We’ve been doing parties this way for years, when we discovered some bloke in Kirribilli has worked out a way to profit from a party. That’s a lark Rabid hadn’t thought of before, and we usually pride ourselves in being fairly quick to spot a chance to make an extra dollar. People were paying $8000 each to attend this bloke’s parties. Granted they get food, booze and entertainment included, but the price sounds a tad optimistic.

However, getting any amount of money out of partygoers would provide a boost to the bottom line, so we decided to start small and work our way towards the bigger target. For our first profitable soiree we asked for a donation towards the cost of cleaning up after the event. That seemed like a good idea, but either the guests had no idea what cleaners charge or they all thought they were very tidy. Still, from little things big things grow, and we knew we’d get better at it with practice.

For the second paying party we set the price at $100 per head and to our great surprise and delight they all paid up! With hardly a pause we arranged the next event and bumped the price to $500 per head. Not a single taker. Okay, so we’re not in Kirribilli but $500 is still a long way from the $8000 target, so some market research was required. Sending the nephew around asking people to explain their absence is an allowed deduction according to his accountant father.

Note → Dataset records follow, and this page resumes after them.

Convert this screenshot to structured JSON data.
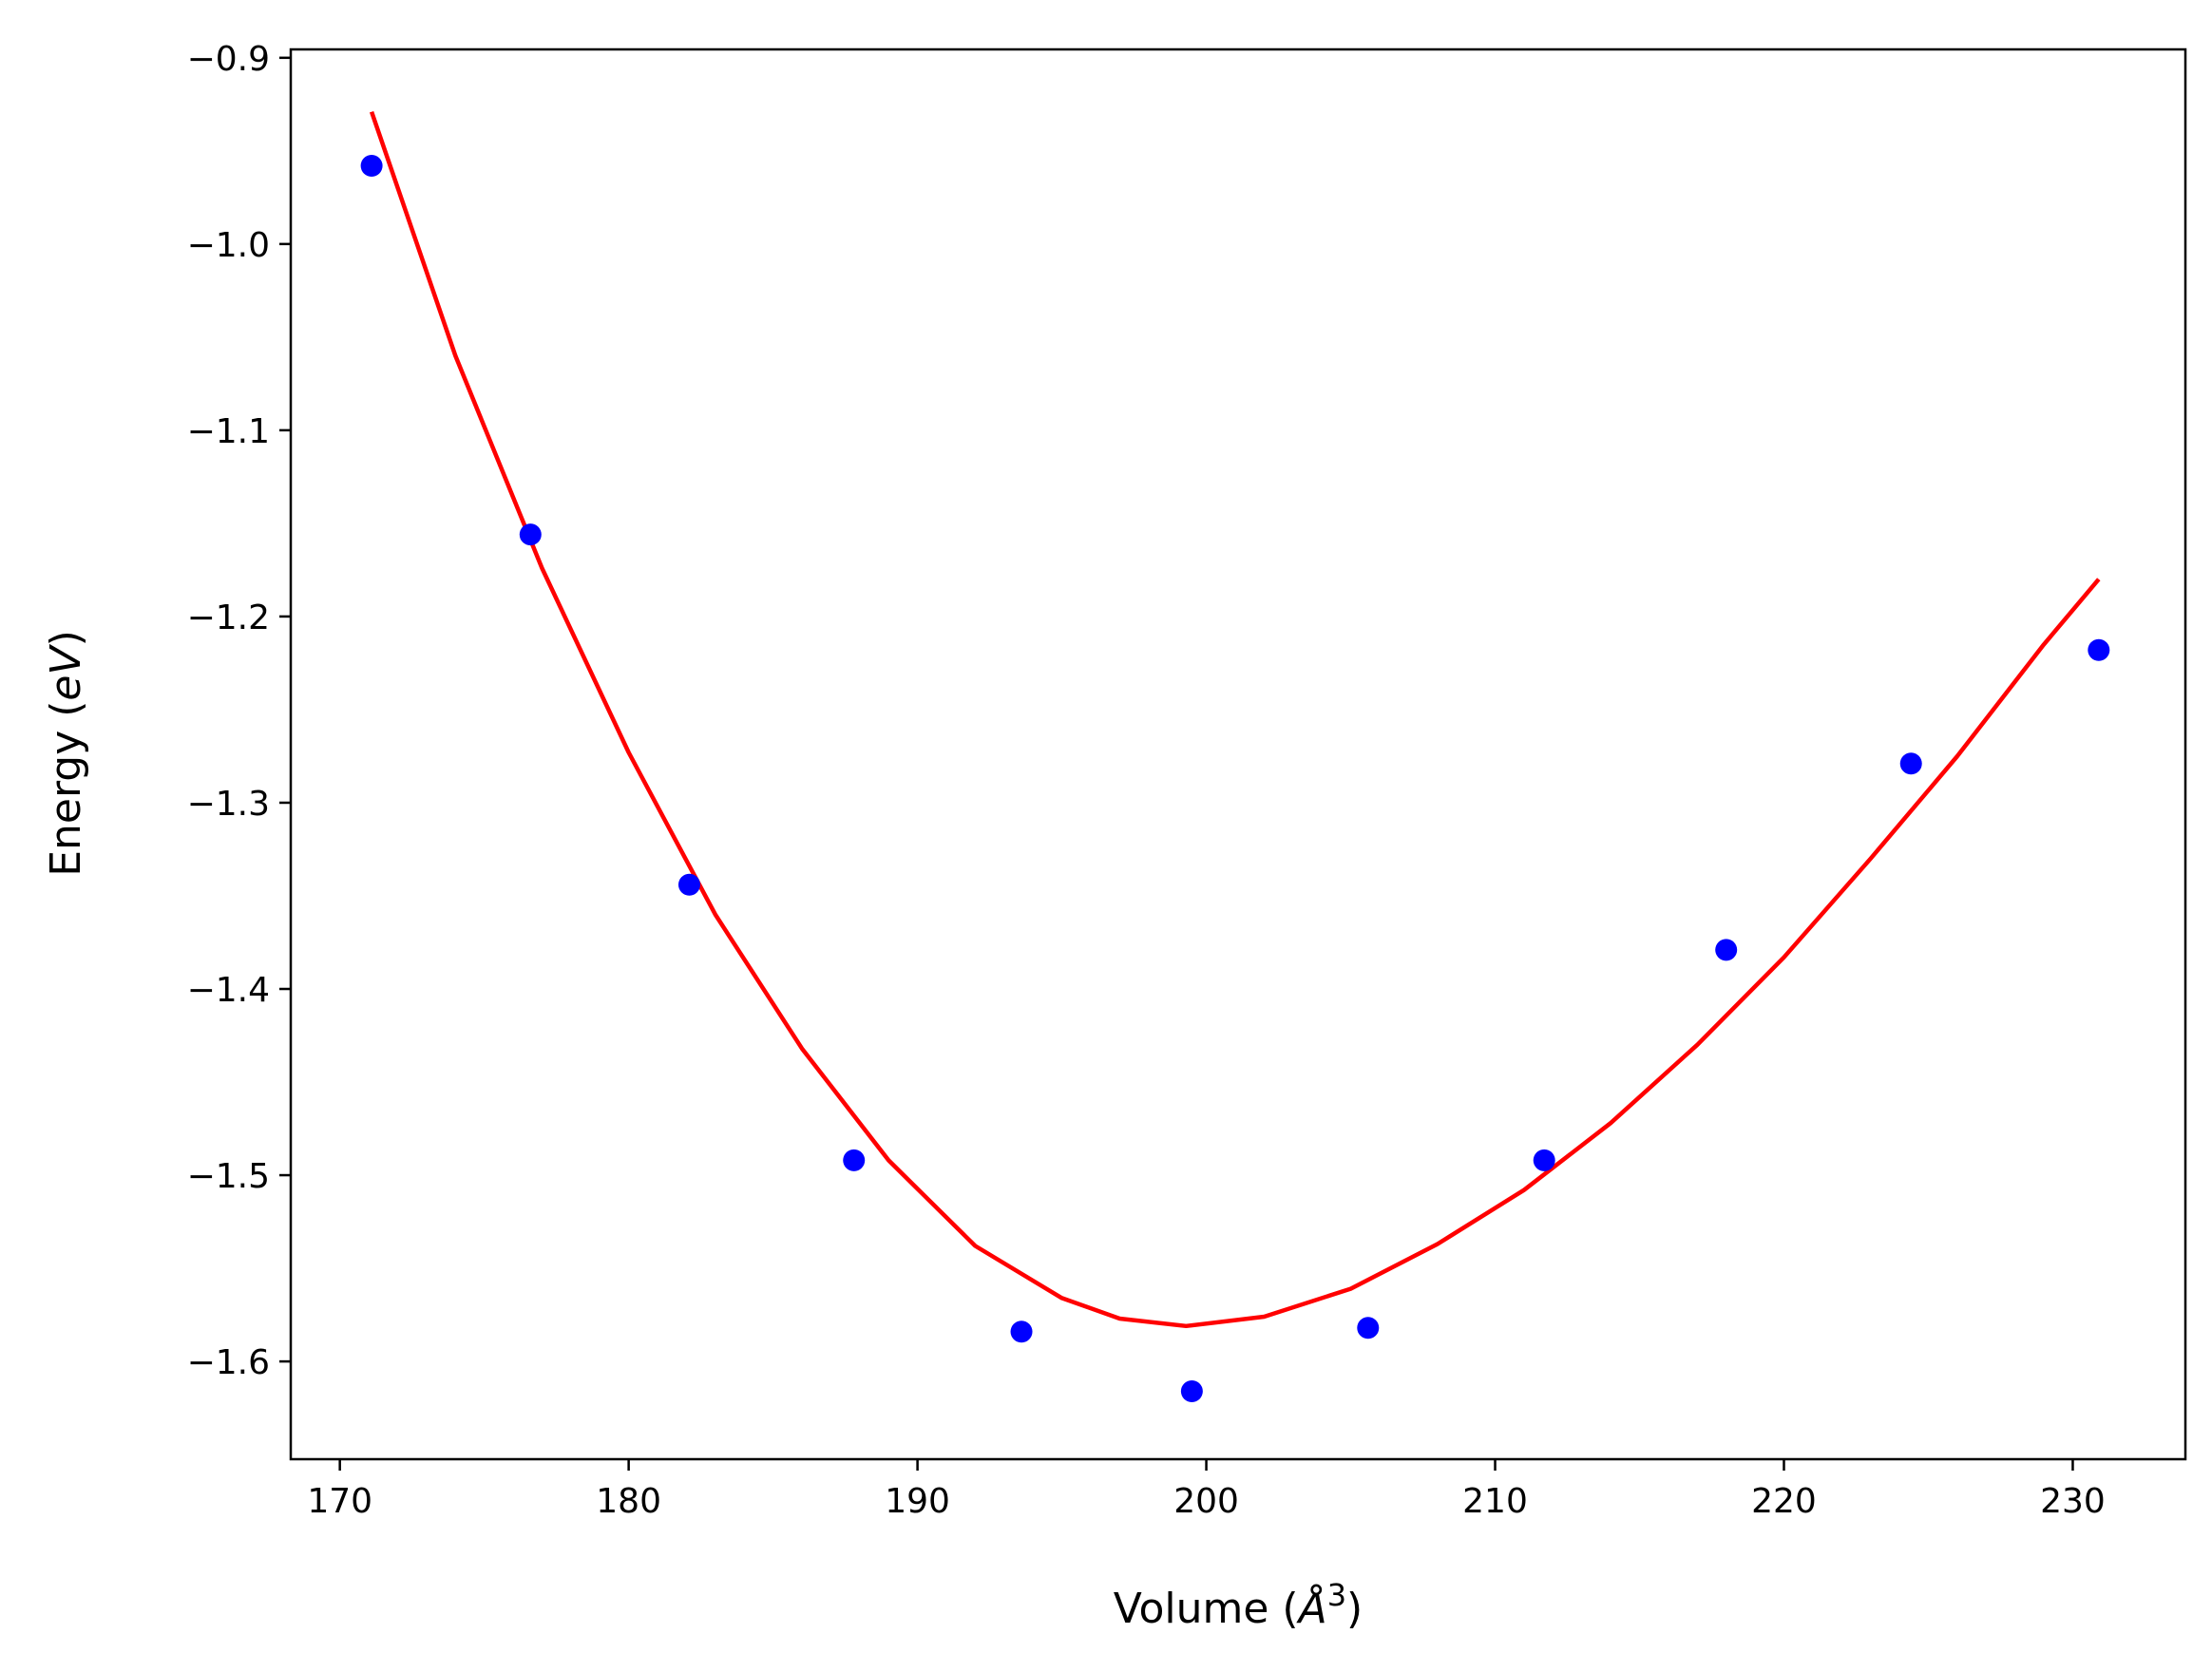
{
  "chart_data": {
    "type": "scatter",
    "xlabel": {
      "prefix": "Volume (",
      "unit": "Å",
      "exponent": "3",
      "suffix": ")"
    },
    "ylabel": {
      "prefix": "Energy (",
      "unit": "eV",
      "suffix": ")"
    },
    "xlim": [
      168.3,
      233.9
    ],
    "ylim": [
      -1.6525,
      -0.8955
    ],
    "xticks": [
      170,
      180,
      190,
      200,
      210,
      220,
      230
    ],
    "xtick_labels": [
      "170",
      "180",
      "190",
      "200",
      "210",
      "220",
      "230"
    ],
    "yticks": [
      -0.9,
      -1.0,
      -1.1,
      -1.2,
      -1.3,
      -1.4,
      -1.5,
      -1.6
    ],
    "ytick_labels": [
      "−0.9",
      "−1.0",
      "−1.1",
      "−1.2",
      "−1.3",
      "−1.4",
      "−1.5",
      "−1.6"
    ],
    "grid": false,
    "series": [
      {
        "kind": "points",
        "color": "#0000ff",
        "x": [
          171.1,
          176.6,
          182.1,
          187.8,
          193.6,
          199.5,
          205.6,
          211.7,
          218.0,
          224.4,
          230.9
        ],
        "y": [
          -0.958,
          -1.156,
          -1.344,
          -1.492,
          -1.584,
          -1.616,
          -1.582,
          -1.492,
          -1.379,
          -1.279,
          -1.218
        ]
      },
      {
        "kind": "fit-curve",
        "color": "#ff0000",
        "x": [
          171.1,
          174.0,
          177.0,
          180.0,
          183.0,
          186.0,
          189.0,
          192.0,
          195.0,
          197.0,
          199.3,
          202.0,
          205.0,
          208.0,
          211.0,
          214.0,
          217.0,
          220.0,
          223.0,
          226.0,
          229.0,
          230.9
        ],
        "y": [
          -0.929,
          -1.06,
          -1.174,
          -1.273,
          -1.36,
          -1.432,
          -1.492,
          -1.538,
          -1.566,
          -1.577,
          -1.581,
          -1.576,
          -1.561,
          -1.537,
          -1.508,
          -1.472,
          -1.43,
          -1.383,
          -1.33,
          -1.275,
          -1.215,
          -1.18
        ]
      }
    ]
  }
}
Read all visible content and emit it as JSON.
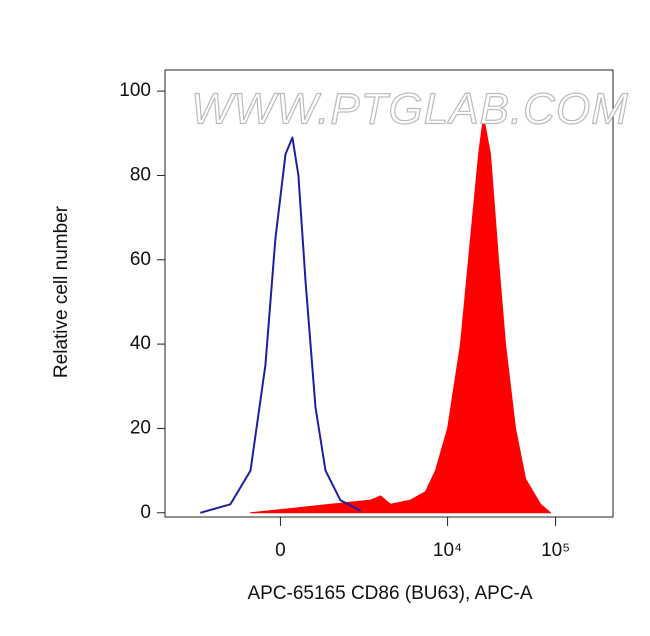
{
  "chart_data": {
    "type": "histogram-overlay",
    "x_label": "APC-65165 CD86 (BU63), APC-A",
    "y_label": "Relative cell number",
    "watermark": "WWW.PTGLAB.COM",
    "xscale": "biexponential",
    "xlim": [
      -3300,
      340000
    ],
    "xticks": [
      {
        "value": 0,
        "label": "0"
      },
      {
        "value": 10000,
        "label": "10⁴"
      },
      {
        "value": 100000,
        "label": "10⁵"
      }
    ],
    "ylim": [
      -1,
      105
    ],
    "yticks": [
      0,
      20,
      40,
      60,
      80,
      100
    ],
    "series": [
      {
        "color": "#1f1f9e",
        "style": "line",
        "x": [
          -1515,
          -727,
          -388,
          -185,
          -61,
          61,
          147,
          223,
          318,
          465,
          634,
          937,
          1515
        ],
        "values": [
          0,
          2,
          10,
          35,
          65,
          85,
          89,
          80,
          55,
          25,
          10,
          3,
          0.5
        ]
      },
      {
        "color": "#ff0000",
        "style": "area",
        "x": [
          -388,
          122,
          727,
          1897,
          2363,
          2937,
          4521,
          6242,
          7730,
          10000,
          13180,
          16300,
          19370,
          21530,
          25000,
          29650,
          34420,
          42600,
          52770,
          72700,
          89700
        ],
        "values": [
          0,
          1,
          2,
          3,
          4,
          2,
          3,
          5,
          10,
          20,
          40,
          65,
          85,
          94,
          85,
          60,
          40,
          20,
          8,
          2,
          0
        ]
      }
    ]
  }
}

Everyone thought $100 was fine because they’d spend that at the pub, but much more was expected for the extra dollars. They wanted to meet somebody famous from government and apparently the bloke who manages the council’s cleaning service doesn’t qualify. We pointed out that he works for the government, and spends all day examining everyone’s dirty laundry, but they demanded somebody higher up and preferably elected.

After making a few phone calls we discovered there are plenty of politicians looking for increased exposure so we asked a few to attend the next soiree, and got their permission to use their names on the invitations. Nix. Nada. Nothing. No takers. It seems they want members of government, not just any old politicians. What have people got against One Nation and the Shooter’s Party?

Might as well go straight to the top. A quick phone call secured our very own invitation to a party at Kirribilli, where we were assured we’d meet a huge array of suitable candidates, any one of whom could be a huge draw card at our next event. All we had to do was turn up, join them for drinks and nibbles and sound out their availability for the next Rabid Reseller revelry. Anyone got any suggestions on how to raise $8000?

Gotta go! Customers waiting!

“Some bloke in Kirribilli has worked out a way to make a profit from a party.”